Lower reliability measurement of ARDS during patient enrollment in RCTs seriously degraded study power. Holding effect size constant, the sample size necessary to attain adequate statistical power increased by more than 50% as reliability declined, although the result was sensitive to ARDS prevalence. In a 1,400-patient clinical trial, the sample size necessary to maintain similar statistical power increased to over 1,900 when reliability declined from perfect to substantial (κ = 0.72). Lower reliability measurement diminished the apparent effectiveness of an ARDS-specific treatment from a 15.2% (95% confidence interval, 9.4-20.9%) absolute risk reduction in mortality to 10.9% (95% confidence interval, 4.7-16.2%) when reliability declined to moderate (κ = 0.51). In cohort studies, the effect on risk factor associations was similar.

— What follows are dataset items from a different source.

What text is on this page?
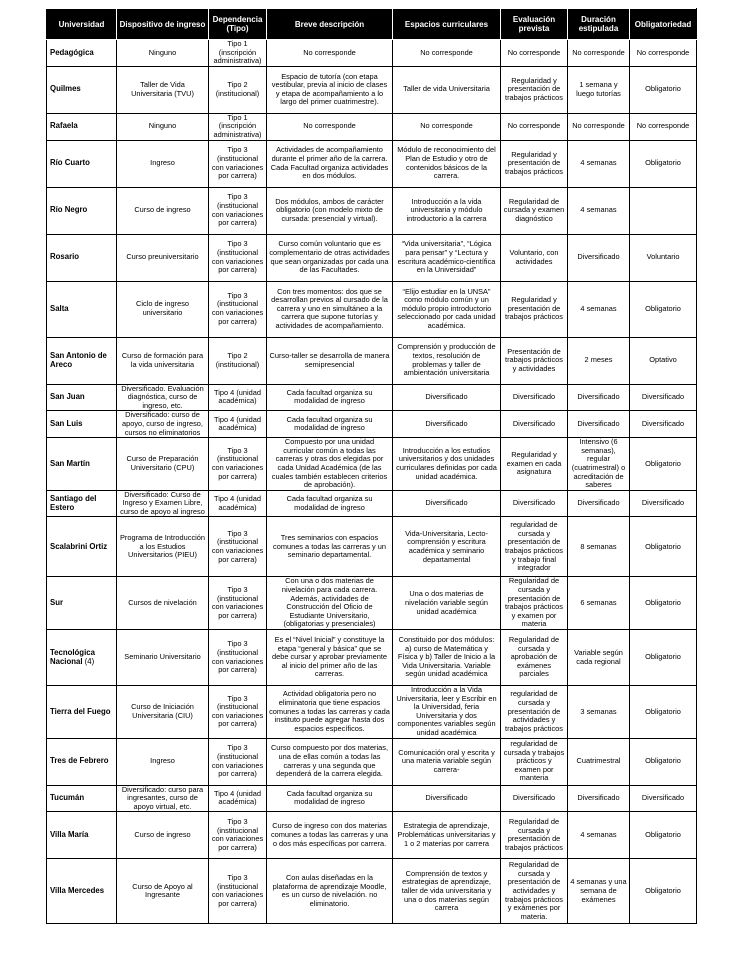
Universidad	Dispositivo de ingreso	Dependencia (Tipo)	Breve descripción	Espacios curriculares	Evaluación prevista	Duración estipulada	Obligatoriedad
Pedagógica	Ninguno	Tipo 1 (inscripción administrativa)	No corresponde	No corresponde	No corresponde	No corresponde	No corresponde
Quilmes	Taller de Vida Universitaria (TVU)	Tipo 2 (institucional)	Espacio de tutoría (con etapa vestibular, previa al inicio de clases y etapa de acompañamiento a lo largo del primer cuatrimestre).	Taller de vida Universitaria	Regularidad y presentación de trabajos prácticos	1 semana y luego tutorías	Obligatorio
Rafaela	Ninguno	Tipo 1 (inscripción administrativa)	No corresponde	No corresponde	No corresponde	No corresponde	No corresponde
Río Cuarto	Ingreso	Tipo 3 (institucional con variaciones por carrera)	Actividades de acompañamiento durante el primer año de la carrera. Cada Facultad organiza actividades en dos módulos.	Módulo de reconocimiento del Plan de Estudio y otro de contenidos básicos de la carrera.	Regularidad y presentación de trabajos prácticos	4 semanas	Obligatorio
Río Negro	Curso de ingreso	Tipo 3 (institucional con variaciones por carrera)	Dos módulos, ambos de carácter obligatorio (con modelo mixto de cursada: presencial y virtual).	Introducción a la vida universitaria y módulo introductorio a la carrera	Regularidad de cursada y examen diagnóstico	4 semanas	
Rosario	Curso preuniversitario	Tipo 3 (institucional con variaciones por carrera)	Curso común voluntario que es complementario de otras actividades que sean organizadas por cada una de las Facultades.	“Vida universitaria”, “Lógica para pensar” y “Lectura y escritura académico-científica en la Universidad”	Voluntario, con actividades	Diversificado	Voluntario
Salta	Ciclo de ingreso universitario	Tipo 3 (institucional con variaciones por carrera)	Con tres momentos: dos que se desarrollan previos al cursado de la carrera y uno en simultáneo a la carrera que supone tutorías y actividades de acompañamiento.	“Elijo estudiar en la UNSA” como módulo común y un módulo propio introductorio seleccionado por cada unidad académica.	Regularidad y presentación de trabajos prácticos	4 semanas	Obligatorio
San Antonio de Areco	Curso de formación para la vida universitaria	Tipo 2 (institucional)	Curso-taller se desarrolla de manera semipresencial	Comprensión y producción de textos, resolución de problemas y taller de ambientación universitaria	Presentación de trabajos prácticos y actividades	2 meses	Optativo
San Juan	Diversificado. Evaluación diagnóstica, curso de ingreso, etc.	Tipo 4 (unidad académica)	Cada facultad organiza su modalidad de ingreso	Diversificado	Diversificado	Diversificado	Diversificado
San Luis	Diversificado: curso de apoyo, curso de ingreso, cursos no eliminatorios	Tipo 4 (unidad académica)	Cada facultad organiza su modalidad de ingreso	Diversificado	Diversificado	Diversificado	Diversificado
San Martín	Curso de Preparación Universitario (CPU)	Tipo 3 (institucional con variaciones por carrera)	Compuesto por una unidad curricular común a todas las carreras y otras dos elegidas por cada Unidad Académica (de las cuales también establecen criterios de aprobación).	Introducción a los estudios universitarios y dos unidades curriculares definidas por cada unidad académica.	Regularidad y examen en cada asignatura	Intensivo (6 semanas), regular (cuatrimestral) o acreditación de saberes	Obligatorio
Santiago del Estero	Diversificado: Curso de Ingreso y Examen Libre, curso de apoyo al ingreso	Tipo 4 (unidad académica)	Cada facultad organiza su modalidad de ingreso	Diversificado	Diversificado	Diversificado	Diversificado
Scalabrini Ortiz	Programa de Introducción a los Estudios Universitarios (PIEU)	Tipo 3 (institucional con variaciones por carrera)	Tres seminarios con espacios comunes a todas las carreras y un seminario departamental.	Vida-Universitaria, Lecto-comprensión y escritura académica y seminario departamental	regularidad de cursada y presentación de trabajos prácticos y trabajo final integrador	8 semanas	Obligatorio
Sur	Cursos de nivelación	Tipo 3 (institucional con variaciones por carrera)	Con una o dos materias de nivelación para cada carrera. Además, actividades de Construcción del Oficio de Estudiante Universitario, (obligatorias y presenciales)	Una o dos materias de nivelación variable según unidad académica	Regularidad de cursada y presentación de trabajos prácticos y examen por materia	6 semanas	Obligatorio
Tecnológica Nacional (4)	Seminario Universitario	Tipo 3 (institucional con variaciones por carrera)	Es el “Nivel Inicial” y constituye la etapa “general y básica” que se debe cursar y aprobar previamente al inicio del primer año de las carreras.	Constituido por dos módulos: a) curso de Matemática y Física y b) Taller de Inicio a la Vida Universitaria. Variable según unidad académica	Regularidad de cursada y aprobación de exámenes parciales	Variable según cada regional	Obligatorio
Tierra del Fuego	Curso de Iniciación Universitaria (CIU)	Tipo 3 (institucional con variaciones por carrera)	Actividad obligatoria pero no eliminatoria que tiene espacios comunes a todas las carreras y cada instituto puede agregar hasta dos espacios específicos.	Introducción a la Vida Universitaria, leer y Escribir en la Universidad, feria Universitaria y dos componentes variables según unidad académica	regularidad de cursada y presentación de actividades y trabajos prácticos	3 semanas	Obligatorio
Tres de Febrero	Ingreso	Tipo 3 (institucional con variaciones por carrera)	Curso compuesto por dos materias, una de ellas común a todas las carreras y una segunda que dependerá de la carrera elegida.	Comunicación oral y escrita y una materia variable según carrera-	regularidad de cursada y trabajos prácticos y examen por manteria	Cuatrimestral	Obligatorio
Tucumán	Diversificado: curso para ingresantes, curso de apoyo virtual, etc.	Tipo 4 (unidad académica)	Cada facultad organiza su modalidad de ingreso	Diversificado	Diversificado	Diversificado	Diversificado
Villa María	Curso de ingreso	Tipo 3 (institucional con variaciones por carrera)	Curso de ingreso con dos materias comunes a todas las carreras y una o dos más específicas por carrera.	Estrategia de aprendizaje, Problemáticas universitarias y 1 o 2 materias por carrera	Regularidad de cursada y presentación de trabajos prácticos	4 semanas	Obligatorio
Villa Mercedes	Curso de Apoyo al Ingresante	Tipo 3 (institucional con variaciones por carrera)	Con aulas diseñadas en la plataforma de aprendizaje Moodle, es un curso de nivelación. no eliminatorio.	Comprensión de textos y estrategias de aprendizaje, taller de vida universitaria y una o dos materias según carrera	Regularidad de cursada y presentación de actividades y trabajos prácticos y exámenes por materia.	4 semanas y una semana de exámenes	Obligatorio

ARDS measurement error can seriously degrade statistical power and effect size estimates of clinical studies. The reliability of ARDS measurement warrants careful attention in future ARDS clinical studies.
识别急性呼吸窘迫综合征(ARDS)患者是一项公认的挑战。专家在将ARDS的临床定义应用于患者时,意见往往只有中等程度的一致性。然而,尚无研究全面探讨ARDS低可靠性测量对临床研究的影响。

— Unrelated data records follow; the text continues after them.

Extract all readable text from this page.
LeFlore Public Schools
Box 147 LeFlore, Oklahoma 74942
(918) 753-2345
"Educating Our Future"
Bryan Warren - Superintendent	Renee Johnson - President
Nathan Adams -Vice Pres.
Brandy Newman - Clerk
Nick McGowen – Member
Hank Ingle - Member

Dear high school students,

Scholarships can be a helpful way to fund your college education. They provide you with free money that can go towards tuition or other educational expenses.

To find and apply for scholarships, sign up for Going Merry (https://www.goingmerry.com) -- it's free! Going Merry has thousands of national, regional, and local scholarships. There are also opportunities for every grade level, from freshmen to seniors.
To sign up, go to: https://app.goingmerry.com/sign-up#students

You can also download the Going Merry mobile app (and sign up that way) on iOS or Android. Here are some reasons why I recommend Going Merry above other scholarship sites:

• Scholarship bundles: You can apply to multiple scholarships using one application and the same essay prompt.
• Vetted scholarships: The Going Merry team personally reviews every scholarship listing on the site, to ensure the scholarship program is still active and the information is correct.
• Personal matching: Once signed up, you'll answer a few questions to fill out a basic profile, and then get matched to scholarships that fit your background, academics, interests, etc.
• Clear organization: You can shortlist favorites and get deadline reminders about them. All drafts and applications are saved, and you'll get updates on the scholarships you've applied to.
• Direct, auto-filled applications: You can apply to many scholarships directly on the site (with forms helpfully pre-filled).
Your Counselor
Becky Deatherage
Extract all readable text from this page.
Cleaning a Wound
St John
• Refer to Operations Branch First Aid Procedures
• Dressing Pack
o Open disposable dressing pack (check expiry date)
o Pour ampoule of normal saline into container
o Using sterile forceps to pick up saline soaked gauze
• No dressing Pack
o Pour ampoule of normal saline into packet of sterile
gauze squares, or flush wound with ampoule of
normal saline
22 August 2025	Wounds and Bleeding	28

研究临床研究中常见的ARDS测量变异性程度如何影响研究效能、治疗效果估计的准确性以及危险因素关联的测量强度。
我们通过模拟研究了ARDS测量误差在ARDS特异性治疗的随机临床试验(RCT)和队列研究中的影响。我们改变了ARDS诊断的可靠性,以两名评估者之间的观察者间可靠性(κ统计量)进行量化。在RCT模拟中,将被确定为患有ARDS的患者纳入研究,当存在测量误差时,没有ARDS的患者也可能被纳入。在队列研究中,使用评估者确定的ARDS作为结局变量,分析作为潜在预测因素的危险因素。

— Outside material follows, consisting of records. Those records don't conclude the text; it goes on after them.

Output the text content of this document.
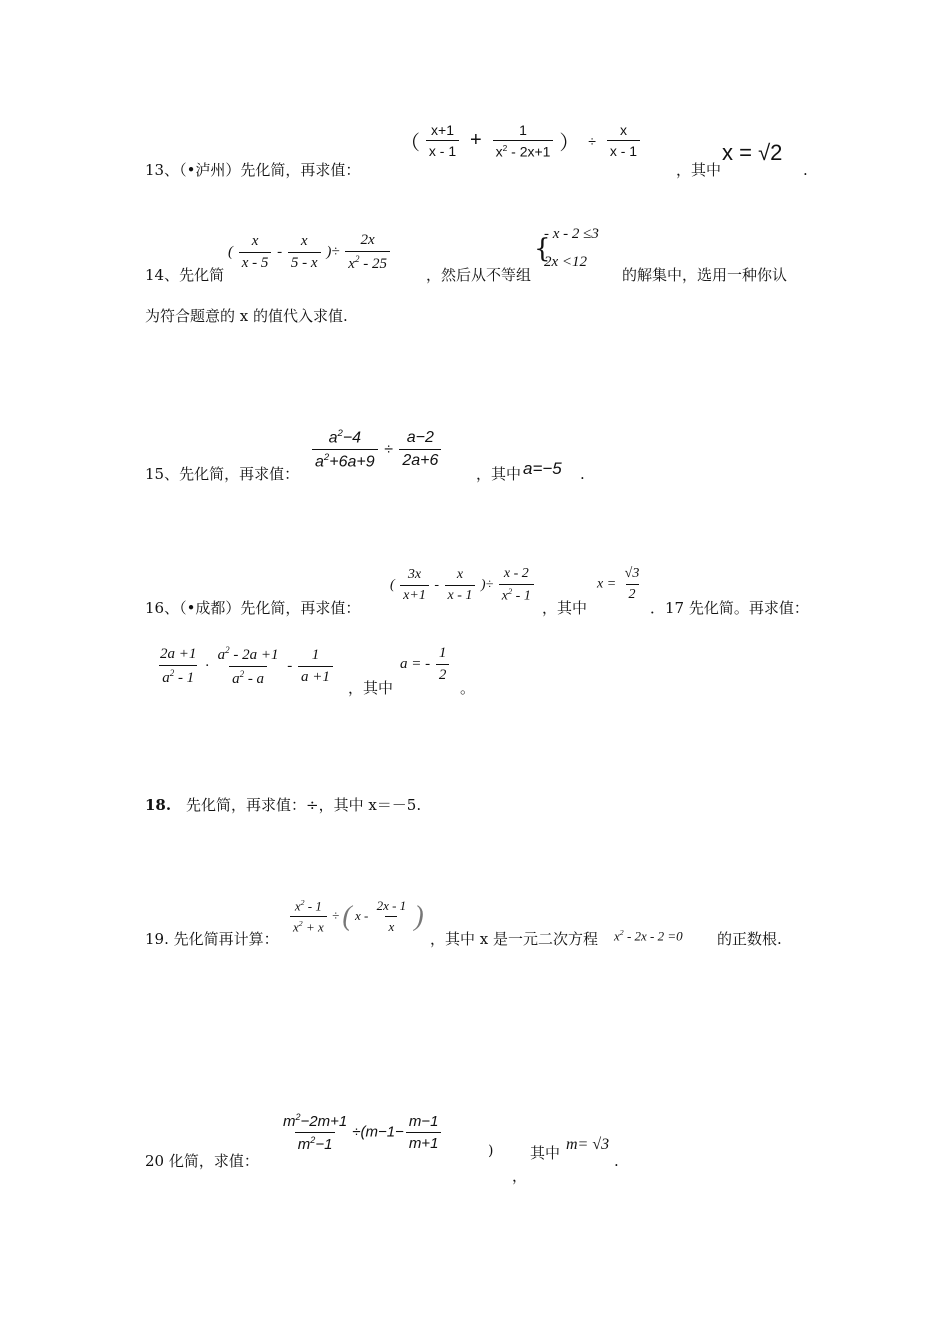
13、（•泸州）先化简，再求值：
（ $\frac{x+1}{x - 1} + \frac{1}{x^2 - 2x+1}$ ） ÷ $\frac{x}{x - 1}$
，其中
x = √2
.
14、先化简
( $\frac{x}{x - 5} - \frac{x}{5 - x}$ )÷ $\frac{2x}{x^2 - 25}$
，然后从不等组
{
- x - 2 ≤3
2x <12
的解集中，选用一种你认
为符合题意的 x 的值代入求值.
15、先化简，再求值：
$\frac{a^2-4}{a^2+6a+9} \div \frac{a-2}{2a+6}$
，其中 a=−5 .
16、（•成都）先化简，再求值：
( $\frac{3x}{x+1} - \frac{x}{x - 1}$ )÷ $\frac{x - 2}{x^2 - 1}$
，其中
$x = \frac{√3}{2}$
．17 先化简。再求值：
$\frac{2a +1}{a^2 - 1} \cdot \frac{a^2 - 2a +1}{a^2 - a} - \frac{1}{a +1}$
，其中
a = - $\frac{1}{2}$
。
18. 先化简，再求值：÷，其中 x＝－5.
19. 先化简再计算：
$\frac{x^2 - 1}{x^2 + x}$ ÷ ( x - $\frac{2x - 1}{x}$ )
，其中 x 是一元二次方程 $x^2 - 2x - 2 =0$ 的正数根.
20 化简，求值：
$\frac{m^2-2m+1}{m^2-1} \div(m-1- \frac{m-1}{m+1}$	) 其中 m= √3
，
.
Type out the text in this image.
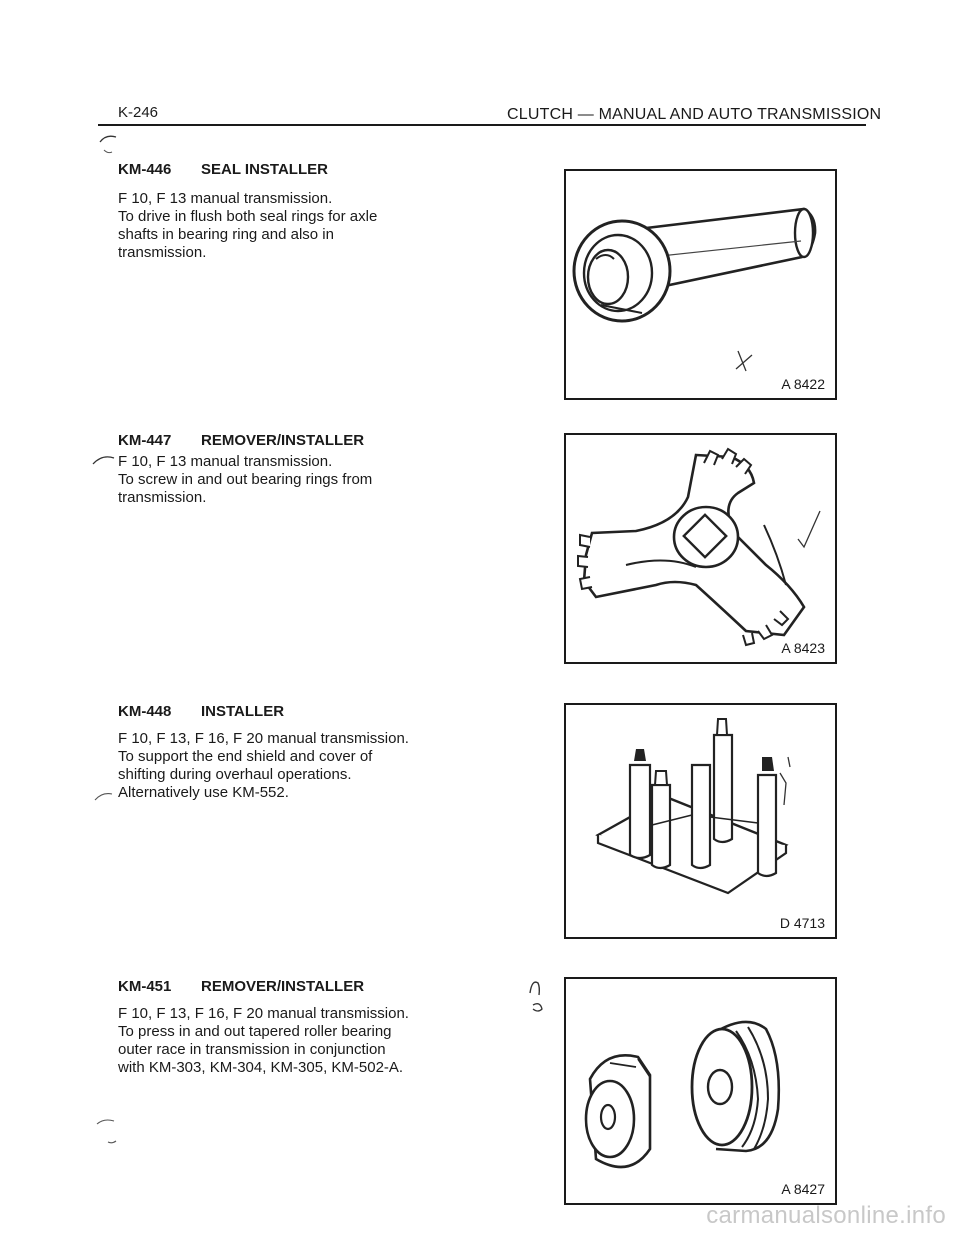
K-246	CLUTCH — MANUAL AND AUTO TRANSMISSION
KM-446 SEAL INSTALLER
F 10, F 13 manual transmission.
To drive in flush both seal rings for axle
shafts in bearing ring and also in
transmission.
A 8422
KM-447 REMOVER/INSTALLER
F 10, F 13 manual transmission.
To screw in and out bearing rings from
transmission.
A 8423
KM-448 INSTALLER
F 10, F 13, F 16, F 20 manual transmission.
To support the end shield and cover of
shifting during overhaul operations.
Alternatively use KM-552.
D 4713
KM-451 REMOVER/INSTALLER
F 10, F 13, F 16, F 20 manual transmission.
To press in and out tapered roller bearing
outer race in transmission in conjunction
with KM-303, KM-304, KM-305, KM-502-A.
A 8427
carmanualsonline.info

在RCT患者入组期间,ARDS较低的可靠性测量严重降低了研究效能。在效应量保持不变的情况下,随着可靠性下降,获得足够统计效能所需的样本量增加了50%以上,尽管结果对ARDS患病率敏感。在一项有1400名患者的临床试验中,当可靠性从完美降至中等(κ = 0.72)时,维持相似统计效能所需的样本量增加到超过1900名。较低的可靠性测量使ARDS特异性治疗的明显有效性从死亡率绝对风险降低15.2%(95%置信区间,9.4 - 20.9%)降至可靠性降至中等(κ = 0.51)时的10.9%(95%置信区间,4.7 - 16.2%)。在队列研究中,对危险因素关联的影响类似。
ARDS测量误差可严重降低临床研究的统计效能和效应量估计。在未来的ARDS临床研究中,ARDS测量的可靠性值得仔细关注。